Ein Kelch, ein Gedenken und Schritte des Friedens

24. August 2019 von Manfred Rekowski

 

Meinen Urlaub habe ich in diesem Sommer in Polen verbracht. In gewisser Weise war es ein Nachhausekommen: Ich wurde 1958 in Masuren geboren. Die deutsch-polnische Geschichte ist Teil meiner Familiengeschichte.

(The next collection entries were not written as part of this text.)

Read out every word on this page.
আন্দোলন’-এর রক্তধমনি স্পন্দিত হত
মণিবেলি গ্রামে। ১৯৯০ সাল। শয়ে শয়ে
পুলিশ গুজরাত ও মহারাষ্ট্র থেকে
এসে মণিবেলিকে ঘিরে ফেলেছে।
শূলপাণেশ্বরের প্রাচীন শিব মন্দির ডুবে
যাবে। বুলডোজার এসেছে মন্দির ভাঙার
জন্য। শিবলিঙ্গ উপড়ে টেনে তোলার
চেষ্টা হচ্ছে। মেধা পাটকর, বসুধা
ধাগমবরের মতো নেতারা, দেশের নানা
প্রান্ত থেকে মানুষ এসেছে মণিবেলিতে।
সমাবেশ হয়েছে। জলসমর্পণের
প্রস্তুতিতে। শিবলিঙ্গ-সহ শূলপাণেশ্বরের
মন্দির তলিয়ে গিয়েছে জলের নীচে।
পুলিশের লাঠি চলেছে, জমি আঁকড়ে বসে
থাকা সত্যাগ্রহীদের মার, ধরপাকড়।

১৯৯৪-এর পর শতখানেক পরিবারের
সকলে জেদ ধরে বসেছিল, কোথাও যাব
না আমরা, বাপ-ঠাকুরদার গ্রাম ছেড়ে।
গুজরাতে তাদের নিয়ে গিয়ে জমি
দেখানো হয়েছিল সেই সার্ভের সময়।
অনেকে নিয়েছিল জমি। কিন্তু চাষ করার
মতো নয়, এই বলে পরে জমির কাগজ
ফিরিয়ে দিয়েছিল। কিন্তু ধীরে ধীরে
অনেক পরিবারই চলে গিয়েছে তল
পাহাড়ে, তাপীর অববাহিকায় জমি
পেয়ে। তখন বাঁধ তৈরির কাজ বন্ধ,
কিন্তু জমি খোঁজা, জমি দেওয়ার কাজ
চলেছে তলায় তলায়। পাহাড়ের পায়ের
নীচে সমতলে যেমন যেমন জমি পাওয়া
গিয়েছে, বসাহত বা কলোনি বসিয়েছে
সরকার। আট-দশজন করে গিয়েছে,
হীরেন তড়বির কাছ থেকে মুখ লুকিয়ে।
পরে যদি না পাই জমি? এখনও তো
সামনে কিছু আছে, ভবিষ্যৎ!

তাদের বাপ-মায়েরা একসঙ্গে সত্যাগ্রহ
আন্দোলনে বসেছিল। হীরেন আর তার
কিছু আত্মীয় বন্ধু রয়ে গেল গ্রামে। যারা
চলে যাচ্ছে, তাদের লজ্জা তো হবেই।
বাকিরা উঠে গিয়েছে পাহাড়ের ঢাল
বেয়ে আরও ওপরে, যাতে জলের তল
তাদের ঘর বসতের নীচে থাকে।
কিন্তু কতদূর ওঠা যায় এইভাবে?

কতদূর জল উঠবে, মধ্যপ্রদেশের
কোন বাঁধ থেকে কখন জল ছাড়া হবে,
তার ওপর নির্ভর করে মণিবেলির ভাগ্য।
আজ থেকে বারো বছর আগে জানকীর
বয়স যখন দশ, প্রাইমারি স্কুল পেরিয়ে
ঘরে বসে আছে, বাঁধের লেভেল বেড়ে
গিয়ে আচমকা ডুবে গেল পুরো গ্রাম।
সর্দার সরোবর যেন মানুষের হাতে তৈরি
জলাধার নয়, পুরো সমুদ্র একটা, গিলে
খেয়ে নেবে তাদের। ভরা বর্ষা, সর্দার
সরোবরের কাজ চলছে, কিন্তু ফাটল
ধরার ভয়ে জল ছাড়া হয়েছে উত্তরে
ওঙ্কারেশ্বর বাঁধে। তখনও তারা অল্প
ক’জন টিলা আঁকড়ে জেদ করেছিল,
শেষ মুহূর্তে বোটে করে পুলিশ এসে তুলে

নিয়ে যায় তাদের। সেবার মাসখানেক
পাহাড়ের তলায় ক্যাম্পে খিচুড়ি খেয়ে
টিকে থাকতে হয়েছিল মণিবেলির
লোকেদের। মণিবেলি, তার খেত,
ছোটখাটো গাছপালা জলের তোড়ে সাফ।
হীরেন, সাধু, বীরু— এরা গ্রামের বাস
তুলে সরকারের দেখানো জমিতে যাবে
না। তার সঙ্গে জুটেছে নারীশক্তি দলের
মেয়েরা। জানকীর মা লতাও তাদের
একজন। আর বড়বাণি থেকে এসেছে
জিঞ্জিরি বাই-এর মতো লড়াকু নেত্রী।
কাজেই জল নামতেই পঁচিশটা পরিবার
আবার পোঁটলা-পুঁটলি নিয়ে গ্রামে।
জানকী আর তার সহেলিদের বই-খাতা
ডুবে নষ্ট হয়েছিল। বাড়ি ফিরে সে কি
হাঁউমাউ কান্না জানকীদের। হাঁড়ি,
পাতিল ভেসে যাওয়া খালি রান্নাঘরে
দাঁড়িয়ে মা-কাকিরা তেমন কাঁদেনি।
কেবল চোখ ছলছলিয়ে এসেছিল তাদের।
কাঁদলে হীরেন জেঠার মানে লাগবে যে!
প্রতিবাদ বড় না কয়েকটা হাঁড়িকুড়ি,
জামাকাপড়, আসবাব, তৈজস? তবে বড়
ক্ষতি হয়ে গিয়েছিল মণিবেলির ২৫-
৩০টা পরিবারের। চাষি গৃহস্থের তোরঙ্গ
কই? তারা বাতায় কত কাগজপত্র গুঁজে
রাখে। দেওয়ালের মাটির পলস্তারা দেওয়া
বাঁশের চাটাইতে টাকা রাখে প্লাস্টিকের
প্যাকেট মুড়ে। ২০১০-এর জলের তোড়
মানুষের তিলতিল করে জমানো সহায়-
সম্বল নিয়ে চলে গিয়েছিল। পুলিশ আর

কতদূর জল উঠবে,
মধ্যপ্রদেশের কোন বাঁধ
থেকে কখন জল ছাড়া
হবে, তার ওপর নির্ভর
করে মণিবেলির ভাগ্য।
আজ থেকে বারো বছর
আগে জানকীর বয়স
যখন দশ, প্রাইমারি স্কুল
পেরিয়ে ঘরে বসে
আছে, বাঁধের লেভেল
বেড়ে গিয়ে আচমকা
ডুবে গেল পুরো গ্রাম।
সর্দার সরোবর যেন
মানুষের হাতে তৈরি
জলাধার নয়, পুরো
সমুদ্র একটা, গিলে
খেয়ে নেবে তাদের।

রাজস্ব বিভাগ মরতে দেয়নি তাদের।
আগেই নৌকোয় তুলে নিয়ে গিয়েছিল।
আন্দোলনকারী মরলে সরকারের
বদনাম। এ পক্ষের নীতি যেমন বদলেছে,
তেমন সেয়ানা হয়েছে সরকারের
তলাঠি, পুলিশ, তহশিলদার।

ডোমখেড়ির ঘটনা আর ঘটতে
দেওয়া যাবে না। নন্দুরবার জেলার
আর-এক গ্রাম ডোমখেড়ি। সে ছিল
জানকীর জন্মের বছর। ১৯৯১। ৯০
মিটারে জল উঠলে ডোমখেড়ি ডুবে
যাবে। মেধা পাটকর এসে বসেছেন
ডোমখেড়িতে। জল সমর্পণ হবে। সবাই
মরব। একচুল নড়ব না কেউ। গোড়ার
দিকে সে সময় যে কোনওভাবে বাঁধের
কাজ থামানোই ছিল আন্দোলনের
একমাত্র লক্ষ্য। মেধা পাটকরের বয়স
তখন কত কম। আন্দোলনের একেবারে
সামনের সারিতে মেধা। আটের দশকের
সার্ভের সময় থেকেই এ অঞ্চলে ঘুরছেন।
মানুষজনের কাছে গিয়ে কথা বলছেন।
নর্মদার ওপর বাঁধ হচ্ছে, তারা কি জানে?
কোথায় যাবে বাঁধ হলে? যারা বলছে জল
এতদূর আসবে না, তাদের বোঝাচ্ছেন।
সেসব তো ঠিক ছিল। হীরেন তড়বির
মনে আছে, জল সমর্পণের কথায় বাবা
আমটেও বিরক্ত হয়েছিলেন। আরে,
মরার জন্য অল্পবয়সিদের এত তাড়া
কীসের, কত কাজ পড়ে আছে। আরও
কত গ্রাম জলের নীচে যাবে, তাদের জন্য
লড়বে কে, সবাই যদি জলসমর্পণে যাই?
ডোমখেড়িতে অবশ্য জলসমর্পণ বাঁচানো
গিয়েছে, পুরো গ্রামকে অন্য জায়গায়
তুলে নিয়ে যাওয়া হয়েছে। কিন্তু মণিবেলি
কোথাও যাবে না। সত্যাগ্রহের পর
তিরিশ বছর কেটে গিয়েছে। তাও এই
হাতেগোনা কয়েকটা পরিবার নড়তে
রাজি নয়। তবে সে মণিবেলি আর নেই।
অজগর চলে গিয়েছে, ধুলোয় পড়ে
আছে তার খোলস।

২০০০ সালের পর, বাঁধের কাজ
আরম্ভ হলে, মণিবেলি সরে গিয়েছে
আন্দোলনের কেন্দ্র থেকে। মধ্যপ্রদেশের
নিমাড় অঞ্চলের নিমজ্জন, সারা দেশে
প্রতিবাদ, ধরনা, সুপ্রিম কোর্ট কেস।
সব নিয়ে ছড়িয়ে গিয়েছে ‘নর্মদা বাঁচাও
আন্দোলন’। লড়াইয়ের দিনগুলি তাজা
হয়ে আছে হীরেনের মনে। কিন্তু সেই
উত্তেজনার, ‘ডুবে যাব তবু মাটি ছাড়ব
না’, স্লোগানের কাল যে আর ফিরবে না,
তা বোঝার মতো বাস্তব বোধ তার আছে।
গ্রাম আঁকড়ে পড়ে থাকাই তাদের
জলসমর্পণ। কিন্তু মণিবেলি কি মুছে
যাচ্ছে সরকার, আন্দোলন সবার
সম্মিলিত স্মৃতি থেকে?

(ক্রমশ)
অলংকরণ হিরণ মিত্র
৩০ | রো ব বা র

Eine Station meiner Reise war das in der Nähe von Danzig gelegene KZ Stutthof. Bereits am Tag nach dem Überfall deutscher Truppen auf Polen am 1. September 1939 wurde dort ein Lager aufgebaut, in dem polnische Frauen und Männer inhaftiert und umgebracht wurden – menschenverachtend, brutal und systematisch.

Ich will an dieser Stelle nicht verschweigen, dass ich als Kind zu Hause nichts von dem Leid, das viele Polen im 2. Weltkrieg erlitten haben, gehört habe. Die Erfahrungen meiner elterlichen Familien in den letzten Kriegsmonaten und nach 1945 habe ich hingegen ausführlich erzählt bekommen.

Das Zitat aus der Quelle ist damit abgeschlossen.